Brikcius was born in Prague. Now it wouldn’t be irrelevant here to mention that two of the great and highly influential fiction writers of the 20th century, Franz Kafka and Milan Kundera, grew up in what was once called Czechoslovakia. Kafka is not particularly known for his love of music, which does not mean that he didn’t have “a natural feeling for rhythm and tune”, but Kundera is a keen student and lover of music. This is evident from a majority of his novels in which he has used music as a potent metaphor for life’s beauty and vagaries. In The Book of Laughter and Forgetting, he writes: “If it is true that the history of music has come to an end, what is left of music? Silence.”

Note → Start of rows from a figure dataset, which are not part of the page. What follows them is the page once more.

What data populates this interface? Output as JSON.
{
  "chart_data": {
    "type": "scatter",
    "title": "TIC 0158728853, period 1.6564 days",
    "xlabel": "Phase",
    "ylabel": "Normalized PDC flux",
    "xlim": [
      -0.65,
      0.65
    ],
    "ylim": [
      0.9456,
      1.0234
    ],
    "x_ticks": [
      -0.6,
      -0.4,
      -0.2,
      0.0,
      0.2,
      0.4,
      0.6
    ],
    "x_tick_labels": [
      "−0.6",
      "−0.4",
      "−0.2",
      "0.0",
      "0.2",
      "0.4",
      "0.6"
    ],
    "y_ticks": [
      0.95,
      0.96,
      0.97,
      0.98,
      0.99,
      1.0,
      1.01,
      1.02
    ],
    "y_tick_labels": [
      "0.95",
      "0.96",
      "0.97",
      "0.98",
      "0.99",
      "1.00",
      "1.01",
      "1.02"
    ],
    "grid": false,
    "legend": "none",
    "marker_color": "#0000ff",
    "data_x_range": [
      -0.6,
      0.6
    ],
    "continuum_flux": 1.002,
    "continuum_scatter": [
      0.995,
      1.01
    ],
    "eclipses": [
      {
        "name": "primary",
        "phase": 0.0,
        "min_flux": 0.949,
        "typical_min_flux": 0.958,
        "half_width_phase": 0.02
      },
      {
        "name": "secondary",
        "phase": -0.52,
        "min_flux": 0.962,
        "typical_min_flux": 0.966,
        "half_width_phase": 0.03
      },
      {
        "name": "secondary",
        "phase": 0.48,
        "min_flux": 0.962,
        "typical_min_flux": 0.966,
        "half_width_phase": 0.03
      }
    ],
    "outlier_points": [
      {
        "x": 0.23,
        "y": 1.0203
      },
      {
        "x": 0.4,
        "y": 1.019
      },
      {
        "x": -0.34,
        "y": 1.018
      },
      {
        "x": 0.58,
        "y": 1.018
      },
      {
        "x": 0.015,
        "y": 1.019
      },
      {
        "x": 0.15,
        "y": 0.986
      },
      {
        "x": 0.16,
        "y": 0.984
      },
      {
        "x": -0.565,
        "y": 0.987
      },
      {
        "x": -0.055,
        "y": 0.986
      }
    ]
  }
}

Brikcius aptly invoked this sense of history on Saturday. He began the show with Bach’s ‘Suite No.5 in C Minor’. It had six movements: prelude, allemande, courante, sarabande, two gavottes and gigue. The movements played in the minor scale had lilting melodic moods and lively rhythm patterns. This hinted at a kind of an invitation to dance. It is no mean feat and the artist (all solo artists, in fact) must be praised for enabling the audience to create visuals in their minds by listening to beautiful notes coming out of a single instrument.
Bach was followed by another German composer Max Reger’s ‘Suite No. 2 in D Minor’. It had four movements: praludium, gavotte, largo and gigue. Though comparatively it was a shorter performance, the mastery with which the cellist conveyed the feel of the composition was no different.
Then Brikcius chose a musician, Bedrich Smetana, from his own country. The tune ‘From my homeland’ had a lighter touch to it, which the audience seemed liked very much.
The final three items were Slovak composer Eugen Suchon’s ‘How beautiful you are’, Irena Kosikova’s ‘Vaselka’ and ‘Poem’ by Zdenek Fibich (the last two are Czech masters). They were all very short pieces that mellifluously rounded off the gig.
The event was organised to mark the 100th anniversary of Czech statehood.